Sowing: beans – I’ve planted most of the beans I plan to plant. A few more fardenlosa (the previous lot aren’t up, I don’t think they would have liked the cold), unknown giant variety (I saw it in a NZ gardener recently but forgot what it was called, I got it a few years ago in a mix from Koanga and have been saving it since then) and Dalmatian beans.

Flowering: Geranium phaeum, comfrey. There are lots of flowers on my Marcy raspberry.

Observing: plenty of insect life in the garden, including a tiny praying mantis, looked like it was just hatched. I don’t see many of them, but they are definitely around. There was an egg case on one of the fences I painted in Janaury, so it must have been laid this year.

 

Second winter October 9, 2009

Filed under: Garden — belladonnabess @ 9:50 pm

Freezing: last week’s southerly storm kept blowing cold and wet until Wednesday. On Friday, the next one arrived. I’ve done almost no gardening, everything is sodden, the plants are barely growing they’ve had such a shock with the cold, and the only thing that’s going full speed ahead is the blackbirds excavating every bit of dirt not covered by protective mesh.

Planting: a couple of seedlings, mostly giveaways, that I got at the home and garden show – spinach, borage and lettuce.

Eating: celery, silverbeet, spring onion, various herbs, rhubarb (I only had a little bit from my plant, but I also got some from the market and I cooked both lots up together with with some honey. I’d forgotten how nice it is).

Setting: I’ve seen a couple of tiny pods forming on my broad beans, so here’s hoping I’ll have some soon. I won’t run out of silverbeet either – the stuff I’ve had over the winter is bolting now but the new seedlings I planted at the start of September are looking fairly good and I should be able to start picking a few leaves soon.

 

Where did spring go? October 3, 2009

Filed under: Garden — belladonnabess @ 9:22 pm

I can’t believe how cold it is today. It certainly wasn’t worth planting any more bean seeds or starting to harden off seedlings outside. Intermittent hail didn’t encourage me to be outside either.

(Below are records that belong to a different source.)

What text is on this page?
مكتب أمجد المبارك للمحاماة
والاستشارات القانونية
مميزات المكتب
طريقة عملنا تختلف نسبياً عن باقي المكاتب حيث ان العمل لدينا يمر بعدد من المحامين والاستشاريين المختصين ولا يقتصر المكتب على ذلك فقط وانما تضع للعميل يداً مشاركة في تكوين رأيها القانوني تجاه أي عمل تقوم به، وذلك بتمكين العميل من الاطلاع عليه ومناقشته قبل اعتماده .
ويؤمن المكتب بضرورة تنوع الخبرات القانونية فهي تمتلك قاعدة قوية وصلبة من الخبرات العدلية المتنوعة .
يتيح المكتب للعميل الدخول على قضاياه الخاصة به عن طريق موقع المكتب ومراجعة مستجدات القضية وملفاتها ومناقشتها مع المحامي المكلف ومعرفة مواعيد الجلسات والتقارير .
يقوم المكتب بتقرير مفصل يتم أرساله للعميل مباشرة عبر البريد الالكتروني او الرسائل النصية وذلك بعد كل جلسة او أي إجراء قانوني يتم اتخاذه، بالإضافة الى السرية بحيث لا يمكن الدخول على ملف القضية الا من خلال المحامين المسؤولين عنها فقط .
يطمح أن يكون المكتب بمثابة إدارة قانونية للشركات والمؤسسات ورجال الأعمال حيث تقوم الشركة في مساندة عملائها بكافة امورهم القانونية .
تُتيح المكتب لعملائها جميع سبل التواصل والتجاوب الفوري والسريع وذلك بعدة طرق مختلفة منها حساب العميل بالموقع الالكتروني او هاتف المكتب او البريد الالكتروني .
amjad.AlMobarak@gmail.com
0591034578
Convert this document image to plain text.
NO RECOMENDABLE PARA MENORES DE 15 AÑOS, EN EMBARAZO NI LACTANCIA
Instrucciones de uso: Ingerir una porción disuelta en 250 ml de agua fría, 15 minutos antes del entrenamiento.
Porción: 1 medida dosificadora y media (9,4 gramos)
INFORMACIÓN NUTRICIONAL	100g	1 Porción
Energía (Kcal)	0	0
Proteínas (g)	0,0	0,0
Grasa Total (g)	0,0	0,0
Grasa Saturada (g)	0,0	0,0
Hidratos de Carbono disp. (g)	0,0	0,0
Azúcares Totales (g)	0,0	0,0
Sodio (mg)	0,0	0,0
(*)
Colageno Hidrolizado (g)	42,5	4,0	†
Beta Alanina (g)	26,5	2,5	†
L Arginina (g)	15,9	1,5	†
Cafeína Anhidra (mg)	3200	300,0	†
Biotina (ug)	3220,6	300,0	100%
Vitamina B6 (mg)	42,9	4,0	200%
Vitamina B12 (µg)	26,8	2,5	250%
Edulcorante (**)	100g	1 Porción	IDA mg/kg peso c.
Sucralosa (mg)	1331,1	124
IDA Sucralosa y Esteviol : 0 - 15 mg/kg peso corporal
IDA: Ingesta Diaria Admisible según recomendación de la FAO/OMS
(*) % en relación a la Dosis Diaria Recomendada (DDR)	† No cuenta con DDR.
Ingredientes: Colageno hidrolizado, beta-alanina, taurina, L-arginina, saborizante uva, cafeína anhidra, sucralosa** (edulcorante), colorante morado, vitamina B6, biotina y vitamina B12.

Transplanting: tomatoes, celery, basil. It was the only gardening job I could do inside.

Sowing: more black cherry tomatoes. I don’t think the seed is very good, I had a couple of seedlings start and then die, but very few compared to the other varieties.

 

Nasty northerly October 2, 2009

Filed under: Garden — belladonnabess @ 10:25 pm

Abu HassanI’m an all-weather gardener usually, but I only managed a couple of hours in the gale force northwesterly winds that battered Wellington today.

Planting: zucchini seedlings (bought ones). Not a quick process when you have to work around the mesh I use to thwart blackbirds. Arisaema candidissimum (in front of whitecurrant), A. flavum (in front of yellow raspberry), A. tortuosum (in front of blackcurrant).

Sowing: Chiogga beetroot. I only have seedlings across part of the row I sowed early, so I’m pretending that all along I planned to do successive sowings to get a longer season.

Germinating: crown pumpkin (in pumpkin pile), Zephyr zucchini, spaghetti squash and cucumber – no sign from the horned melons yet. One Dalmatian bean and one Fardenlosa bean, sweet peas, Ladybug tomatoes, black violas, not much sign from black cherry though, no sign of the asparagus yet. Scarlet runner beans in the garden are up.

Miniature windbreaksFlowering: boysenberry, Marcy raspberry, Kees Nelis tulip, Abu Hassan tulip. I still have new daffodils opening. Cerinthe major is just starting to flower by my letterbox. All the currants are now flowering.

Setting: signs of a couple of tiny beans on my broad beans, not much though. I did see a bumblebee working very hard on them the other day.

Constructing: little individual windbreaks for my zucchini seedlings.

Contemplating: hoses and hose reels. I’m going to need to water a lot this summer, despite my mulching. This will be the worst year for it, with all the newly planted trees.

Eating: celery, lots of miner’s lettuce and smaller quantities of other salad greens.